People adopting eco-actions tend to target activities around the ‘Three Rs’ of the waste hierarchy, Reducing, Reusing and Recycling. They may decide to carry out small-scale eco-friendly actions such as reducing the volume of paper used in offices, or purchasing products only from companies that have environmentally friendly or sustainability policies. Others may adopt eco-actions that affect where they live by cleaning up beaches, removing graffiti, supporting community gardening, and re-planting coastal wetlands because the immediate community has come to be considered part of their ecosystem.

Widening trend
Eco-action groups tend to be small and unstructured but as their influence grows, their ideas are being co-opted by environmental action groups, sometimes backed by non-governmental organizations (NGOs) like Worldwatch Institute, and those that are part of larger alliances such as the Clean Water Network.

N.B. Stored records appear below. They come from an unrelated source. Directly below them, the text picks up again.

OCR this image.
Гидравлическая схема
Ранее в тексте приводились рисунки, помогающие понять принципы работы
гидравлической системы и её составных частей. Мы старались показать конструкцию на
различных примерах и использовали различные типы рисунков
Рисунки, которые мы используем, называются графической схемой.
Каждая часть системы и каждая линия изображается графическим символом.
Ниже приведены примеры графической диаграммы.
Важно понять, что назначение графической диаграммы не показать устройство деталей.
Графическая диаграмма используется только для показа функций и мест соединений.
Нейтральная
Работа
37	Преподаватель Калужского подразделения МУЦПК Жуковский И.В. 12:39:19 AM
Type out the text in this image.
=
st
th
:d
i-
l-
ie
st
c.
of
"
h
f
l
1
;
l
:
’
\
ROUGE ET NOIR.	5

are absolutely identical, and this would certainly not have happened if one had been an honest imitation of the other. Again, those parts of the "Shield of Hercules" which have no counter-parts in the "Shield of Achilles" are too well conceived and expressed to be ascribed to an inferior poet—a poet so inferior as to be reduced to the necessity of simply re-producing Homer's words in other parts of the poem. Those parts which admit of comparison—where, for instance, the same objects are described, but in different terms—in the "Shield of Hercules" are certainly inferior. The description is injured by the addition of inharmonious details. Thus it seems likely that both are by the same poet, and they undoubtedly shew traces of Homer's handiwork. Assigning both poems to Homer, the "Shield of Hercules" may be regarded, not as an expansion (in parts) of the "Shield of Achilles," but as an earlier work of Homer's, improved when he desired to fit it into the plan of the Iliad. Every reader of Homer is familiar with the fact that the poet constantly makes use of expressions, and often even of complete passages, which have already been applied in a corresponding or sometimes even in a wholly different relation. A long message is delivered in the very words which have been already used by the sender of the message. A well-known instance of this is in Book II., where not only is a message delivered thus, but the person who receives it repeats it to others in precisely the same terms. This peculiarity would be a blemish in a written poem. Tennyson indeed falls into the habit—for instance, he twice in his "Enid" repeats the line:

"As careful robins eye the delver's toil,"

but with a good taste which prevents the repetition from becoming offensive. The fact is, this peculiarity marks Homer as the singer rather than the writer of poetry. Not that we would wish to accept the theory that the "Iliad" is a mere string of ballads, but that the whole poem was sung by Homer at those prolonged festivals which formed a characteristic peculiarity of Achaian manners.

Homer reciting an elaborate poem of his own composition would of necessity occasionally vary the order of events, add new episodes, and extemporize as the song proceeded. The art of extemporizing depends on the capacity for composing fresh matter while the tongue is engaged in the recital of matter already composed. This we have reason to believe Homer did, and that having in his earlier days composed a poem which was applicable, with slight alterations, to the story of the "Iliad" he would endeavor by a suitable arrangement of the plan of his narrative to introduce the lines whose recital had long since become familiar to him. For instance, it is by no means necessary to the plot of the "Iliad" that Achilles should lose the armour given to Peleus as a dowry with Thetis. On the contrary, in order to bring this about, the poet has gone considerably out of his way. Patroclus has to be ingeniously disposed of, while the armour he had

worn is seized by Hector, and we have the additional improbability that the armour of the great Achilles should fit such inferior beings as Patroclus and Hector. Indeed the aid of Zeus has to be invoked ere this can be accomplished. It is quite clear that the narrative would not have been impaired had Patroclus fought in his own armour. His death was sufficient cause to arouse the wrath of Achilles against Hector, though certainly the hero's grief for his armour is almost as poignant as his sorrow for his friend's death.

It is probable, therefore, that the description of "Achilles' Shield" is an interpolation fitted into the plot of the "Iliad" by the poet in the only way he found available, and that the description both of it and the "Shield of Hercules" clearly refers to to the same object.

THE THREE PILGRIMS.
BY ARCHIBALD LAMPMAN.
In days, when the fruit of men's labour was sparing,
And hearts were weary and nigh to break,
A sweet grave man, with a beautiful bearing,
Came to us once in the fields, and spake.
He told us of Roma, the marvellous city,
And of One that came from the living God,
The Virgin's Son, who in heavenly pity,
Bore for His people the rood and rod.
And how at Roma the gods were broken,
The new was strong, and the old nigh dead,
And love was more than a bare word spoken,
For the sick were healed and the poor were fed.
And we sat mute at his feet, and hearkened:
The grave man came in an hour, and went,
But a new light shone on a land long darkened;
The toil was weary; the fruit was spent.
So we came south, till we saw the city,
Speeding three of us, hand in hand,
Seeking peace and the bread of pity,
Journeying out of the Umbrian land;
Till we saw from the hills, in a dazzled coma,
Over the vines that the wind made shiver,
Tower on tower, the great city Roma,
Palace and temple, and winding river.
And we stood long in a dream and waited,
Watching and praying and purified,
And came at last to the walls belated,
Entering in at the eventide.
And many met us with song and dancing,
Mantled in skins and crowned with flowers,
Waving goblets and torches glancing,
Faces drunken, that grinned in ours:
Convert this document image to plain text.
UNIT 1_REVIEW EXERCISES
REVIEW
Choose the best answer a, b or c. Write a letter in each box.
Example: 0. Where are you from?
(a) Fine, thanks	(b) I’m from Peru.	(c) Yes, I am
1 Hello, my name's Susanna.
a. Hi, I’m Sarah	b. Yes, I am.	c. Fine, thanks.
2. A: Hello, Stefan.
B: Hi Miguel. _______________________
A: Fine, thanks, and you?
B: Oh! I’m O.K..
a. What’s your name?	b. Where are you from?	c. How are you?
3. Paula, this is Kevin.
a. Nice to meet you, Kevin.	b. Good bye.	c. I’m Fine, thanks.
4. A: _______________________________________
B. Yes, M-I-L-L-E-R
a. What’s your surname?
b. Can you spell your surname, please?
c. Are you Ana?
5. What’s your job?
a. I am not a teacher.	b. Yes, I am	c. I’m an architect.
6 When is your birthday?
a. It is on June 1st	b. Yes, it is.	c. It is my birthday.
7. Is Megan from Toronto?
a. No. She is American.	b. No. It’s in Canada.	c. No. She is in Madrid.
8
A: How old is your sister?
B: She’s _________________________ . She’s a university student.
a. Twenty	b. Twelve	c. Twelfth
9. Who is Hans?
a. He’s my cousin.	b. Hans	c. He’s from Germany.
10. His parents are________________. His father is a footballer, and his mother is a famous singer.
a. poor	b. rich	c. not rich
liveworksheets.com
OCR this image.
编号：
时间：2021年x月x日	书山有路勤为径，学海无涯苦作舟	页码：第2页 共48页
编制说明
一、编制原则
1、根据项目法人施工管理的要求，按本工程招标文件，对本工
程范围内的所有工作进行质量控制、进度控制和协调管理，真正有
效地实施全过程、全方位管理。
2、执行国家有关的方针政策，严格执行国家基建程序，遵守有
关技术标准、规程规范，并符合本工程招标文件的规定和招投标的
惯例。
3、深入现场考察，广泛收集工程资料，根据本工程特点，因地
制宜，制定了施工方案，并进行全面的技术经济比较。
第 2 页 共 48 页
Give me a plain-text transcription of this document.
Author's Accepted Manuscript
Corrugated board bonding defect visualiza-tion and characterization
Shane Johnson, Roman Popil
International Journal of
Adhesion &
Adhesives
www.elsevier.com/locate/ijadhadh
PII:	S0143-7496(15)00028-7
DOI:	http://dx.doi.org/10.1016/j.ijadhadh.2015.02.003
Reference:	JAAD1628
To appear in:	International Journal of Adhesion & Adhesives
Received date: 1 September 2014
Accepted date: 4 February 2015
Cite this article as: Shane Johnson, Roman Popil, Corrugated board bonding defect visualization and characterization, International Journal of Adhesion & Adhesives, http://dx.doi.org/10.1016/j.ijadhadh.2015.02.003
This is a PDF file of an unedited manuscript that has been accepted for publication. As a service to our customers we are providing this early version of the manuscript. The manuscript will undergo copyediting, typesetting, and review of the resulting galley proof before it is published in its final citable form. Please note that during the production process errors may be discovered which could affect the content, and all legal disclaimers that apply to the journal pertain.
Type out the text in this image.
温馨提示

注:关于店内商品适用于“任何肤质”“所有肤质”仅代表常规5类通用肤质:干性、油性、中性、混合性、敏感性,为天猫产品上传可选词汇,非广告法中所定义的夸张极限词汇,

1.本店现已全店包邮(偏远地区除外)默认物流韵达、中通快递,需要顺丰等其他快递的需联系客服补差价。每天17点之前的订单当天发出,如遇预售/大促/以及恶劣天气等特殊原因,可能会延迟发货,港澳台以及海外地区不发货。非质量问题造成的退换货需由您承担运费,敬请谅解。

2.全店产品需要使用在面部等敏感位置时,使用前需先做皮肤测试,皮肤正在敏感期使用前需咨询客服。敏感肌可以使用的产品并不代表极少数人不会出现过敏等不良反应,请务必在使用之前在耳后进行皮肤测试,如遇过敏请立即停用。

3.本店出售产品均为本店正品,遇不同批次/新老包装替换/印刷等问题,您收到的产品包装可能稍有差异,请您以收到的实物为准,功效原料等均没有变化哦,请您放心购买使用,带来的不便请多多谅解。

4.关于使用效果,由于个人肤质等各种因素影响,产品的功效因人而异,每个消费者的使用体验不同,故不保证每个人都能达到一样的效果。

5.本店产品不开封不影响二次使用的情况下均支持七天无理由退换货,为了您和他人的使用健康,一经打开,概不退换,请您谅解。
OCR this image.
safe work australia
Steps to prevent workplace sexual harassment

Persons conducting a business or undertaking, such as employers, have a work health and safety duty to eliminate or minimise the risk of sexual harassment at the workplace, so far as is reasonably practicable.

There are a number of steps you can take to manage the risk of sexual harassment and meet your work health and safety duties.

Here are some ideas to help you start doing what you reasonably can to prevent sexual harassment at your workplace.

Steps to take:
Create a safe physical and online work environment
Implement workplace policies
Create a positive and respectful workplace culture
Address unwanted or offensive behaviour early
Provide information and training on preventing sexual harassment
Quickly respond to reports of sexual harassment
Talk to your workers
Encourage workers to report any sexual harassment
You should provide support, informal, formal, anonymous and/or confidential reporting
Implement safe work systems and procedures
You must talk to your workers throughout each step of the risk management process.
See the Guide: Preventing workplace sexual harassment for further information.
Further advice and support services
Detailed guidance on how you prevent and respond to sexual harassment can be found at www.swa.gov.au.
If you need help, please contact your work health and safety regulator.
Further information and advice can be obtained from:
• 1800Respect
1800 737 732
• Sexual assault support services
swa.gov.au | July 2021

There has been a recent trend where eco-actions have begun attracting leadership from a national standpoint with several governments stepping in. Canada’s “EcoAction Community Funding program” encourages inner city residents to take actions that improve their communities. The government of Japan backs companies that reward citizens with “eco action points” when they take positive action toward the environment.  Industries have begun adopt eco-labels too. The Marine Stewardship Council adopted its own label for commercial and non-commercial use, with specific guidelines. Such emerging interest has been supplemented by the development of measurement tools that can evaluate and track such individual or group behavior over time. The best examples of this development are the emergence of ecological footprint calculators such as carbon footprint and water footprint calculators, and new mapping tools. As interest in eco-action grows we will see consumers demand for better ecolabeling, and standardized eco-certification programs.